L'OCDE prévoit que le taux de chômage au Canada atteindra 10,8% en 2010. Cela signifie qu'il y aura deux millions de chômeurs au Canada, dont une majorité n'a pas accès à l'assurance emploi.

Gilles Duceppe

Ça veut dire des milliers de Québécoises et de Québécois plongés dans une situation financière pénible, des régions entières en crise et une économie qui peine à redémarrer. Plus on attend avant d'agir, plus cette prévision a des chances de se réaliser.

 

Depuis des années, le Bloc québécois exige des bonifications au régime d'assurance emploi pour en élargir l'accès. Nous sommes évidemment surpris, mais aussi ravis, de lire et d'entendre Michael Ignatieff réclamer à son tour une norme universelle d'admissibilité de 360 heures, ce qui permettra à 148 000 personnes d'avoir accès à l'assurance emploi.

Si nous sommes surpris, c'est qu'en voyant Michael Ignatieff dénoncer les règles actuelles du régime d'assurance emploi, on pourrait croire qu'il n'est pas le chef du Parti libéral du Canada. Ces règles injustes, selon lui, ont en effet été créées par les libéraux eux-mêmes. Ce sont aussi des gouvernements libéraux qui ont présidé au pillage de la caisse d'assurance emploi à hauteur de 50 milliards de dollars.

Nous sommes surpris du ton d'urgence de M. Ignatieff, puisqu'une telle réforme était inscrite dans l'esprit de l'entente de la coalition que le chef libéral a sabordée en janvier. S'il avait choisi une autre route, les familles touchées par la crise bénéficieraient déjà d'un meilleur accès au régime.

De même, en votant en faveur du budget conservateur en janvier, Michael Ignatieff a cautionné le gouvernement Harper qui a effacé la décision de la Cour suprême qui avait jugé illégal le détournement des surplus pour les années 2002, 2003 et 2005. Et il a du même coup cautionné ces règles injustes dont il parle aujourd'hui.

Nous sommes aussi ravis de voir le chemin parcouru par le Parti libéral du Canada sur cette question, mais si M. Ignatieff veut vraiment aider les travailleurs, il devra aller plus loin.

En limitant sa proposition au seuil de 360 heures, Michael Ignatieff fait l'impasse sur d'autres réformes urgentes. Actuellement, l'archaïsme du régime fait en sorte que les travailleurs qui ont droit à des prestations peuvent attendre jusqu'à deux mois, voire plus, avant de toucher leur premier chèque, ce qui met les gens dans une situation très pénible.

Si le chef libéral est sérieux, il doit également réclamer l'abolition du délai de carence de deux semaines, une mesure qui a depuis longtemps perdu toute justification.

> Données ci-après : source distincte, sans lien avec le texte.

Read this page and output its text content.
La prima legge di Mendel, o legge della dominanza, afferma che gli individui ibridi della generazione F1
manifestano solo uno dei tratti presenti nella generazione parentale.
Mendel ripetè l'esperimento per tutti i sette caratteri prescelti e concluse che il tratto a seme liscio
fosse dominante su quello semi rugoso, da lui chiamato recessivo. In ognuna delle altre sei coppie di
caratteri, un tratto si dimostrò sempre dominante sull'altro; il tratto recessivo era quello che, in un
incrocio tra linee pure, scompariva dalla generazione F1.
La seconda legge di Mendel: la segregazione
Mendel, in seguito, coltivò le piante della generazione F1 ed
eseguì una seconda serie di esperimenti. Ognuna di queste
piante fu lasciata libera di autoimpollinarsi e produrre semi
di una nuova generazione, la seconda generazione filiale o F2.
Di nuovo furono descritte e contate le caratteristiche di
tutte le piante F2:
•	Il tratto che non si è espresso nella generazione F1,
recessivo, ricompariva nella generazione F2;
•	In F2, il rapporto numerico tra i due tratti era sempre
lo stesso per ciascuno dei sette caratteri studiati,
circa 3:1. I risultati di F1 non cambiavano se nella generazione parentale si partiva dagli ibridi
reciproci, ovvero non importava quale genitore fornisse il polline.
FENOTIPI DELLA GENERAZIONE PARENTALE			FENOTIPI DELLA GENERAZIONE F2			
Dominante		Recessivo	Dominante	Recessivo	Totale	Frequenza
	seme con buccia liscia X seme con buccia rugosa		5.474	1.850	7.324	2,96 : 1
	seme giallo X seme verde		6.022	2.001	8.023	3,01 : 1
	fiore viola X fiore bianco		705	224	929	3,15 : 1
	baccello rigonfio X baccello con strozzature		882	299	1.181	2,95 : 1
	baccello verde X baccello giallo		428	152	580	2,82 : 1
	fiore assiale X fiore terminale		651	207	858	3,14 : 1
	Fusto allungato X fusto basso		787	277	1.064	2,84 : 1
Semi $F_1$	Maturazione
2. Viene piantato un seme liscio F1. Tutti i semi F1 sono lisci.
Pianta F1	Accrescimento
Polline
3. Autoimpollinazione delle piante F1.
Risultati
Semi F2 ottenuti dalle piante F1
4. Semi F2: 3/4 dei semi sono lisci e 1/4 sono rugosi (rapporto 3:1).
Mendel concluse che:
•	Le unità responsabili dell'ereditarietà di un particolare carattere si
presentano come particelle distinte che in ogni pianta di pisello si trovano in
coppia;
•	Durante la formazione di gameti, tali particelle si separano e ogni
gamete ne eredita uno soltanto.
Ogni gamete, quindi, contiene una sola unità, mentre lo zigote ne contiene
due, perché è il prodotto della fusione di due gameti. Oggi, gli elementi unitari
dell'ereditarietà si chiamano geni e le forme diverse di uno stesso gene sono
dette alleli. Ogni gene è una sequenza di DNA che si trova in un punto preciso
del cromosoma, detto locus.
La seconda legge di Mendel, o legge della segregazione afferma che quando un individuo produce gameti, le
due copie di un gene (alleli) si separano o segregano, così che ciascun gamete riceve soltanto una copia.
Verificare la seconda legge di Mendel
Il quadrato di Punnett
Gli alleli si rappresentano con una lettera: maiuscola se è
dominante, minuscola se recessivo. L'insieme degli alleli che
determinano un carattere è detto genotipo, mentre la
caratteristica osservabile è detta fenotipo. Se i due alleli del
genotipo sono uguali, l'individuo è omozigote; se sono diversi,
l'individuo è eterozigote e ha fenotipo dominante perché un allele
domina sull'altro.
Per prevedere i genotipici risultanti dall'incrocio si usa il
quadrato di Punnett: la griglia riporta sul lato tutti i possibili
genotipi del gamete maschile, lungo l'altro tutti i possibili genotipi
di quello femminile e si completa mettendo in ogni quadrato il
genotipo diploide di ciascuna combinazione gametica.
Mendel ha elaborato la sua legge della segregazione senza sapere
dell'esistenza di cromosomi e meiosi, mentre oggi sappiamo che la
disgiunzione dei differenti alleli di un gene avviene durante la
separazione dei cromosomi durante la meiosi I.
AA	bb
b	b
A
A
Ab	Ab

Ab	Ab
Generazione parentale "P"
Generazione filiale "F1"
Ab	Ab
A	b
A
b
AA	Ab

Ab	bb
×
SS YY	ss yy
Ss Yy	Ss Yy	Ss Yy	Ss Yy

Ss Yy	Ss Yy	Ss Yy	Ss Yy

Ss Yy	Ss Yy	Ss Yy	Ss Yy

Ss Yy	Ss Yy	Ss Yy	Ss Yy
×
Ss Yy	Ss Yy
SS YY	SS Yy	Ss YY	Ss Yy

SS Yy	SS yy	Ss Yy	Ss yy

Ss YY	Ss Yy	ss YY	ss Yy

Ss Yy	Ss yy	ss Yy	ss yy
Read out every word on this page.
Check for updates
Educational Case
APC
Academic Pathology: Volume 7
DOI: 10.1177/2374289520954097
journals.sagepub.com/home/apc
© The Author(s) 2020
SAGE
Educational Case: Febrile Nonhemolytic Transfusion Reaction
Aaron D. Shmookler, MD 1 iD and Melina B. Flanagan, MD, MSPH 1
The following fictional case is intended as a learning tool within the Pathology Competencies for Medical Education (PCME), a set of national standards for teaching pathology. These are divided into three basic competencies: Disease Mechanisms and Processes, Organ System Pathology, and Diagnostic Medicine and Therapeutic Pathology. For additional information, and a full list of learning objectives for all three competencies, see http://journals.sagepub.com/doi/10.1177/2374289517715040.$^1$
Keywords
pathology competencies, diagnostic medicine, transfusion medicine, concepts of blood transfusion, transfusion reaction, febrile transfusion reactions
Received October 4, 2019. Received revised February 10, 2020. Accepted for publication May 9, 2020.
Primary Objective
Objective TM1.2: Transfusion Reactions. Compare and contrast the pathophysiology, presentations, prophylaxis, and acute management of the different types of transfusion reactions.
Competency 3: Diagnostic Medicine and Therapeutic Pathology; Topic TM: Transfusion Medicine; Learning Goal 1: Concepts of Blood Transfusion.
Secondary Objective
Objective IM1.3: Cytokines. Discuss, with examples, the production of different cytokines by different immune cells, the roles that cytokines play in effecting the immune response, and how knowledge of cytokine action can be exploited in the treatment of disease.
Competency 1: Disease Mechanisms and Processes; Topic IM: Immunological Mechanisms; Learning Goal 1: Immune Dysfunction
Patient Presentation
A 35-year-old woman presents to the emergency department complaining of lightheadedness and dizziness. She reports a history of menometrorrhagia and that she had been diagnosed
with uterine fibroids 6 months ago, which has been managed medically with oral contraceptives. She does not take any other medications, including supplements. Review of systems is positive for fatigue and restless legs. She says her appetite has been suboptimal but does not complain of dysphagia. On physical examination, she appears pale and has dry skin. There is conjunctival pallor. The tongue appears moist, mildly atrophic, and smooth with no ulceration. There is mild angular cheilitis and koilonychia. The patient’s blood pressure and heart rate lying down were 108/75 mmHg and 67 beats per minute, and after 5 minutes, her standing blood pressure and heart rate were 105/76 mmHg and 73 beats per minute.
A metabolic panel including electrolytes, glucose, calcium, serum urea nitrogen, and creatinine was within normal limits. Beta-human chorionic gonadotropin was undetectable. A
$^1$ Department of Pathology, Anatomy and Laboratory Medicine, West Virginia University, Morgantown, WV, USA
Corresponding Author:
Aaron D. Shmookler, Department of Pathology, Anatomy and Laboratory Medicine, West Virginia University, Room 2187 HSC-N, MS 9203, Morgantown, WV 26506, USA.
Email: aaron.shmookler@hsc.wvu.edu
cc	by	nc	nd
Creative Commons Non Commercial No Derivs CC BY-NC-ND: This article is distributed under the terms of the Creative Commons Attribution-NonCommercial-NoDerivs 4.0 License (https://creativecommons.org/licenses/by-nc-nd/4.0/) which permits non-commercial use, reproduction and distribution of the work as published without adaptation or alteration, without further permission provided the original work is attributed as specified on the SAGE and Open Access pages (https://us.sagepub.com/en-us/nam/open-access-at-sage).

Il est également urgent de changer l'approche actuelle d'un régime qui part du principe que tout demandeur est un fraudeur potentiel. En plus d'être insultante pour les 99,9% des travailleurs qui sont de bonne foi, cette approche est à l'origine de ces délais inacceptables.

De même, le régime offre des prestations insuffisantes, qui ne permettent pas aux gens qui perdent leur emploi de subvenir aux besoins de leur famille. Une véritable réforme devrait comprendre une hausse des prestations de 55% à 60% du salaire gagné, l'augmentation de la rémunération assurable à 42 500$ et un calcul basé sur les 12 meilleures semaines.

Finalement, on ne peut se contenter de prendre des mesures pour venir en aide à ceux qui perdent leur emploi, sans d'abord les aider à le conserver. Le programme d'assurance emploi pourrait être d'un grand secours si seulement on assouplissait et adaptait les mesures favorisant la formation et le travail partagé.

Ces mesures ont déjà été proposées à de multiples reprises par le Bloc québécois et ont été étudiées - et, pour la plupart, acceptées - dans les comités parlementaires. Elles pourraient être implantées en quelques semaines et permettraient d'injecter rapidement des milliards de dollars dans l'économie.

Si les propos de Michael Ignatieff sont autre chose que de la simple rhétorique et qu'il veut véritablement aider les travailleuses et les travailleurs, il a maintenant connaissance de tous les éléments pour compléter sa proposition.

L'auteur est chef du Bloc québécois.